The one that says the park is closed after dark.

No, sir. I’d have to say I didn’t notice it. I was just driving through on my way home.

Just driving through.

Yes, sir.

You just told me you took your dog there and let her out. Did she jump out of the moving vehicle?

No, sir. I stopped and put the leash on him but then he got away.

The deputy looked at Danny.

Sit here, he said. And then he walked back to the truckbed and raked his beam inside it again. He walked behind the truck and he walked to the passenger side and he walked all the way around to the front, and when he got there he put his beam on the windshield and into Danny’s eyes as if playing some kind of game. As if to see how his face would look in the bright instant before a head-on crash. Then he came back full circle and looked once more into the cab.

I’ve got half a mind to make you walk a line, Daniel. But I don’t think I’ll do that tonight. Tonight I think I’ll let you get on home. Straight home. No more stops for nothing. That work for you?

The deputy’s flashlight was off and Danny could see his eyes under the brim of the hat. Wide-set eyes that bulged slightly and didn’t seem to center on him exactly. As if they were not quite designed for forward vision, like the eyes of a fish, or a frog. He stared at Danny with these eyes and Danny said, Yes, sir, that works for me. One hundred percent.

37

AFTER HE LEFT the Hilltop Tavern he drove through town, and at the end of the business drag he pulled into the park once again, and once again it was after dark—but no dog with him this time, no Wyatt with his nose out the window and his entire body quivering with his need to get out of the truck, to sniff and to lift his leg and to know the whole world by its smells.

The road had been plowed but not plowed well and there were three distinct tracks in the snow, the center track shared by cars coming and going, and if anyone came along you’d have to inch by each other to pass or else drive into the deep snowbanks, and he could see where some of them had done just that. His lights in the turns swept over the naked trunks of the oaks and the snowy boughs of the pines, and no other cars coming or following as far as he could see.

When he reached the stretch of road that ran along the river, with just the row of pines between the road and the riverbank, he shifted the truck into four-wheel drive and plowed into the snowbank and let the truck come to rest on its own, one headlight glancing off the deep snow and one yet on the road. He killed the engine and stepped down into the road and shut the door behind him. No sound but the ticking of the engine and no light but the light of the snow itself and a faint glow of moon drifting behind the dark clouds above the treetops.

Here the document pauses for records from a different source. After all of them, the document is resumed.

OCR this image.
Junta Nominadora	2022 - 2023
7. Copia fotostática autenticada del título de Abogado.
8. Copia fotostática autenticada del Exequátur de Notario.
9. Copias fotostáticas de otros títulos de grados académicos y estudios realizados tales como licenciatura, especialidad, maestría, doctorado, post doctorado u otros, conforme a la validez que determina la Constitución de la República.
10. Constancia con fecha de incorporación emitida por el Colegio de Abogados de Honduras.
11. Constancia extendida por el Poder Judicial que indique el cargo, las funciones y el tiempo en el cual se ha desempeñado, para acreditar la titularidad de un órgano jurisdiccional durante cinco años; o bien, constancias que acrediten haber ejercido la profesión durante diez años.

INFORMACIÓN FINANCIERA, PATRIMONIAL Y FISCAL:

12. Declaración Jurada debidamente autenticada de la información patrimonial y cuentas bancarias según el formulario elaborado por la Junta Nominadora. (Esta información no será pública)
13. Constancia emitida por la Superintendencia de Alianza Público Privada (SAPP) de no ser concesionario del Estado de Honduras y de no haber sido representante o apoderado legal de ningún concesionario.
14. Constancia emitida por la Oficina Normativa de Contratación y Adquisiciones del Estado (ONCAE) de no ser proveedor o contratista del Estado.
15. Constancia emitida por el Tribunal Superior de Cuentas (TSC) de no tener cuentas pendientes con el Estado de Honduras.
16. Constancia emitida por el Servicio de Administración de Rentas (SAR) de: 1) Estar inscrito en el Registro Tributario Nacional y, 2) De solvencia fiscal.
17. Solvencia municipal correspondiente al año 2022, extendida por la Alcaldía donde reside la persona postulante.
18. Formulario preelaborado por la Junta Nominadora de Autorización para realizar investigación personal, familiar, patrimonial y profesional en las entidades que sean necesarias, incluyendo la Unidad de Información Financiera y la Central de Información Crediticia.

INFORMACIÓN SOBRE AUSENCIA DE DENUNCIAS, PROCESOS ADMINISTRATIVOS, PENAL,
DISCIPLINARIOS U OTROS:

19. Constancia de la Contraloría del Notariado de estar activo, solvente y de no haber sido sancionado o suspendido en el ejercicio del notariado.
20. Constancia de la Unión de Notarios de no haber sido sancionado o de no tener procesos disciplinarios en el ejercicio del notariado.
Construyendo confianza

He crossed the road and stepped up into the snowbank on the opposite side and trod through the drifts between the pines and came to the edge of the river and stopped, winded, his bare hands in his jacket pockets. Before him the river lay flat and still from bank to bank and buried in white except where the wind had scoured away the snow and left black, glassy ponds of ice, like portals for looking into the water that flowed below. It was two bodies of water really, one holding in place for the long winter while the other flowed on beneath it. One staying, one going. When they were kids they played hockey on the pond behind Shep Porter’s house first and then, later in the winter, out on the lake, but they were not allowed to play on the river because of the current. And there was that time on the lake when Shep’s little brother Royce went out for a runaway puck and everyone saw him drop, just drop, like he’d hit a trapdoor, and the whole gang of boys taking off yelling Human chain, human chain! and you were the first one out there and you went down on your belly and Jeff Goss had you by the ankles and someone had Jeff, and you reached first with your hockey stick but that wasn’t enough, and you had to crawl right up to him, the whole chain crawling too, and Royce waiting with his arms spread on the ice before him and his face already blue and when you saw his eyes up close you knew you’d never really seen fear before, not even on your brother’s face, and you told him Royce, you’re all right, I got you, and you had to shuck off your gloves to get a good grip on his jacket, and the kid pawing at your arms, your neck, and when you reached into the water for his legs it was just amazing the coldness, like putting your hands into fire, and only then did you think about the deepness under you and how you would go in face-first and upside down… but then somehow you were moving away from the hole, Jeff and the boys behind him pulling you back and you pulling Royce and when you were clear, you all half carried him on his skates back to the warming shack that was not warm but it was out of the wind at least and the kid was too cold and too shocked even to cry, and it was another month easy before any of you were allowed back on the ice and only then after Shep and Royce’s father had gone out there with his augur and tested the thickness.

And he thought of those two girls down in Iowa, Sutter’s daughter and her friend, the moment when they knew they were going through the ice but had no idea what that meant, no idea really that there was a second river under the river and how the water was so cold it would feel like fire, so cold all the blood would rush to their chests to keep their hearts from stopping.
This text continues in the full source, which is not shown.